The combination of UV and electrolysis forms a synergistic system that increases ORP (Oxidation Reduction Potential), destroys pathogenic biofilms, and sterilizes water without the addition of chemicals.
 

Ecologically, this system builds three layers of defense:

1. a biological layer through bioremediation,

2. a physical-chemical layer through free radical oxidation, and

3. a photonic layer through pathogen DNA inactivation.
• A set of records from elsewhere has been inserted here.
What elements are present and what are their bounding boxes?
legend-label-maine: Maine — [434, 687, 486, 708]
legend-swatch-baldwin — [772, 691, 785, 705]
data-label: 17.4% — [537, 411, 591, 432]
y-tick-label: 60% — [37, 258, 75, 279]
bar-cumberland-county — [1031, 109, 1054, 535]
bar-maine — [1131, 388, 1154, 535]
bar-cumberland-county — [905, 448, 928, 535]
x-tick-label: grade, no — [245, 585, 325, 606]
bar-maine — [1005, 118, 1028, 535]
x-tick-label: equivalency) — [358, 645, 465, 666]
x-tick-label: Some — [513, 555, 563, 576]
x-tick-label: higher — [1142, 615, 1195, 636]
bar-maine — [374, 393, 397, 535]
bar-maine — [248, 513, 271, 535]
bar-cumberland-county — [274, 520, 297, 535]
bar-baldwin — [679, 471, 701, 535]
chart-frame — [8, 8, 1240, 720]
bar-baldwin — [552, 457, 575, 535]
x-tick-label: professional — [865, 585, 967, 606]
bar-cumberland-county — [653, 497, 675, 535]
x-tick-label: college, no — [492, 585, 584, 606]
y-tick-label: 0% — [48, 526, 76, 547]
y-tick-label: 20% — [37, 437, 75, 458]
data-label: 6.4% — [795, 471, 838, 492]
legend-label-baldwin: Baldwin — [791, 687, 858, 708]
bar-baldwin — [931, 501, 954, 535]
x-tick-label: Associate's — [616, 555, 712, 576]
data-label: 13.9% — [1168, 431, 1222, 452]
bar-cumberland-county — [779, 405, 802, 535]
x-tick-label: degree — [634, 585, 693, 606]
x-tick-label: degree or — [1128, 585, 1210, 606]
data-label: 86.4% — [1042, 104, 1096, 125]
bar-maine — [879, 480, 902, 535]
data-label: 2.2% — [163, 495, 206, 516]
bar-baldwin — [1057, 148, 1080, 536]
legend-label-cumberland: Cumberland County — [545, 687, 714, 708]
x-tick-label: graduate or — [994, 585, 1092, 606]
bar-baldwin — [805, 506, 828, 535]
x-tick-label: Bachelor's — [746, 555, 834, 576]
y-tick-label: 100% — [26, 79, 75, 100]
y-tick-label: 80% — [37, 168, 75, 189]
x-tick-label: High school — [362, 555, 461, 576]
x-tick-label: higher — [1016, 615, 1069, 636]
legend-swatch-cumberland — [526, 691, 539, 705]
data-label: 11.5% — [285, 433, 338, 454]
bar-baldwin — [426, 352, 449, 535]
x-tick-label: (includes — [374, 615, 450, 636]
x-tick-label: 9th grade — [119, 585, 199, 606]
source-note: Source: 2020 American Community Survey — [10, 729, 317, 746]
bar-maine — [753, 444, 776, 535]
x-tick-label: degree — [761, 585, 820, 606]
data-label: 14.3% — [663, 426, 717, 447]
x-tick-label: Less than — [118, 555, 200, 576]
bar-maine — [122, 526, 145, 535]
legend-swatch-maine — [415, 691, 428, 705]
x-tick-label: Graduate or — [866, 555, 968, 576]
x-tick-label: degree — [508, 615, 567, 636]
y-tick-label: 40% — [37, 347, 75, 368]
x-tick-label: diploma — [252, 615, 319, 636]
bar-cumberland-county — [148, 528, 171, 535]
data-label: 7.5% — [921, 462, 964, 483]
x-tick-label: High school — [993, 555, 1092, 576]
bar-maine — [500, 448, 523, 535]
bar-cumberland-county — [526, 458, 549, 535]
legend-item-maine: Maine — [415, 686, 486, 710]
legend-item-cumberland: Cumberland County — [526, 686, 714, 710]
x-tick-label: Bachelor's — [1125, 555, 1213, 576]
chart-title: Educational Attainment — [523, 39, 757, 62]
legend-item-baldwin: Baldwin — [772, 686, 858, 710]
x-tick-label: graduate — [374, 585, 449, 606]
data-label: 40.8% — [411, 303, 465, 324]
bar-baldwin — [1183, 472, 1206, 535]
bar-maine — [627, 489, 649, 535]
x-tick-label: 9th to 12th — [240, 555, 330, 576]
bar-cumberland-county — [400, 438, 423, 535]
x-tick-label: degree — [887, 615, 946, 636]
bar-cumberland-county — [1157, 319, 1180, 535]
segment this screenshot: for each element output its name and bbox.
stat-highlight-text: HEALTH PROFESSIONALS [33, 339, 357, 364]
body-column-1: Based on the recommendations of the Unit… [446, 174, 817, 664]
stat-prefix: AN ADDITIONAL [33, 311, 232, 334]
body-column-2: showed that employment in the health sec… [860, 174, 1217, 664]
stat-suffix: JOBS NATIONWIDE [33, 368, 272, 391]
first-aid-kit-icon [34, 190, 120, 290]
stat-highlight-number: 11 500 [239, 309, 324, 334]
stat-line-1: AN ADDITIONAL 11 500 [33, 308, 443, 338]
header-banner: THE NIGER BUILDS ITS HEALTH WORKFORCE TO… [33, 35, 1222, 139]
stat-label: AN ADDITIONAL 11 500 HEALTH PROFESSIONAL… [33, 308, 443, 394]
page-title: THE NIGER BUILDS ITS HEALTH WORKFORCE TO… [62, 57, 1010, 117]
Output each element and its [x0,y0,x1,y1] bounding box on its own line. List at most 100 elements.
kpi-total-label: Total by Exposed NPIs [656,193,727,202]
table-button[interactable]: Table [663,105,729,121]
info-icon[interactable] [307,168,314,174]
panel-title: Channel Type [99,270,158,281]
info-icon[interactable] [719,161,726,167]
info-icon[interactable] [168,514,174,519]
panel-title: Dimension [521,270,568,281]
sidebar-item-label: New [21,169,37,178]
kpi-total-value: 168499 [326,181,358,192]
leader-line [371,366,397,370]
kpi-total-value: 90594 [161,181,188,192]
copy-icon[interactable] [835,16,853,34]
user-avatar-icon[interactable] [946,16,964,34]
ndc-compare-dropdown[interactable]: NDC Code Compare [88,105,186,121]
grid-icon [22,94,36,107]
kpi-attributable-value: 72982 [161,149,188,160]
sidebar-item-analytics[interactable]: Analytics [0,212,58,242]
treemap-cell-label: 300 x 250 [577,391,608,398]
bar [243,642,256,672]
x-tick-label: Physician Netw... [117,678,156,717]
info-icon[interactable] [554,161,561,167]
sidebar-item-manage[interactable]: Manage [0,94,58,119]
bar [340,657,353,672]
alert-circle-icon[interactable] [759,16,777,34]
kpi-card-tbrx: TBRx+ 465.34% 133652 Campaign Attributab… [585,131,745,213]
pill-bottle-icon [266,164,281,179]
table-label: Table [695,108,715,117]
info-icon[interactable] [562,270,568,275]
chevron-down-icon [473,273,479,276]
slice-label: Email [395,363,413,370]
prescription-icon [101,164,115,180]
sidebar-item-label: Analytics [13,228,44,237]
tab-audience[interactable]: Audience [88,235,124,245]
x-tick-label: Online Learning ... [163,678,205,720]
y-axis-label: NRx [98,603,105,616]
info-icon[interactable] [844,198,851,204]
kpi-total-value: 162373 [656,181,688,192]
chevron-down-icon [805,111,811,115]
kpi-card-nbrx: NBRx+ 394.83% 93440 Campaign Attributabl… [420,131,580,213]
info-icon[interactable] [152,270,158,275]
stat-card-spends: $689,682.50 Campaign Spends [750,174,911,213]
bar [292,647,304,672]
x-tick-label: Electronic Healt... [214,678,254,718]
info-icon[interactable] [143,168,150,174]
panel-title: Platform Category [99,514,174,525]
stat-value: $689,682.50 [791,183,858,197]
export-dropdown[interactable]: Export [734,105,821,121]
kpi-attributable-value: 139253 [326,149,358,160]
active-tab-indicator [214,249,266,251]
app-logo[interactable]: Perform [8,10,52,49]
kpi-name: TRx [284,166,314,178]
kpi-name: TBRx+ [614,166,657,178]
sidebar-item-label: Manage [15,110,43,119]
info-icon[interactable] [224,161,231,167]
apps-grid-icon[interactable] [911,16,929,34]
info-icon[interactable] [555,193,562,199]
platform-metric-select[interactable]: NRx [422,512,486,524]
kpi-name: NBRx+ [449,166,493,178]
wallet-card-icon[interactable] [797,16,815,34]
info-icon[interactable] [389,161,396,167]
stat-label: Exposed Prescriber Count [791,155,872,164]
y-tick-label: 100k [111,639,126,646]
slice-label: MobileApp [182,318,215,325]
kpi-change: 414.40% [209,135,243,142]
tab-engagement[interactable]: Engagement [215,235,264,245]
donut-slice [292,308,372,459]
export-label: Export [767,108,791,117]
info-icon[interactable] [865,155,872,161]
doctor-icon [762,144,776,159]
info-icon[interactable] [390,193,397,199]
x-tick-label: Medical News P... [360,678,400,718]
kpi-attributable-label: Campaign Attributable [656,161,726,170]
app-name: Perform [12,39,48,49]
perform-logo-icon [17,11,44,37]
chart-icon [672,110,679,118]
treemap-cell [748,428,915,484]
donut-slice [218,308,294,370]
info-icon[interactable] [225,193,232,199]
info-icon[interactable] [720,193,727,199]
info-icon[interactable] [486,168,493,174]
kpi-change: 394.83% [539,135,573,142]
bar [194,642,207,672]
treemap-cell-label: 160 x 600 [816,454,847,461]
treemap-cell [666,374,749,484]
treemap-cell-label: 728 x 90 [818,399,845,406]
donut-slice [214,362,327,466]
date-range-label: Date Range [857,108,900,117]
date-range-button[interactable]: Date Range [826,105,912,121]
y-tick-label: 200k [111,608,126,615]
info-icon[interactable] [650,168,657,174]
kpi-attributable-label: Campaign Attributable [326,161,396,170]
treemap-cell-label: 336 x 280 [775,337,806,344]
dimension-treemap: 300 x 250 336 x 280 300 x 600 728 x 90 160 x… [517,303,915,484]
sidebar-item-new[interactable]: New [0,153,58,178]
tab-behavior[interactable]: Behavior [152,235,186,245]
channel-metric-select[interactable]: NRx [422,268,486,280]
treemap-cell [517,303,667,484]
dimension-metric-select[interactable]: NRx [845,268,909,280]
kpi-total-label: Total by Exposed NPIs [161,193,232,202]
This layered approach makes biosecurity more stable and measurable, especially in RAS systems, semi-closed systems, and modern intensive ponds.

Friendly from the Source

According to Ahmad Fikri Umam Halim, Product Executive Aquaculture at PT Agroveta Husada Dharma, waste reduction must begin at the source and downstream. Starting from feed—through the use of enzymes such as phytase and protease—to the routine application of probiotics in water to convert organic waste into safe bacterial biomass.

The use of auto feeders ensures accurate dosage and feeding times, lowering FCR and reducing the waste load in ponds. This approach proves that even simple technology can bridge the gap between economic and ecological efficiency.

Towards Sustainable Shrimp Farming

Sustainable shrimp farming does not require complex or expensive technology, but rather the appropriate application of technology. Bioremediation, UV, and electrolysis are not substitutes for nature, but rather tools to restore the balance that has been disrupted.

Returning to nature means respecting the carrying capacity of the environment, reading ecosystem signals, and adapting management practices accordingly. With this approach, ponds become not only places of production, but also living ecosystems capable of supporting the sustainable future of Indonesia's shrimp industry.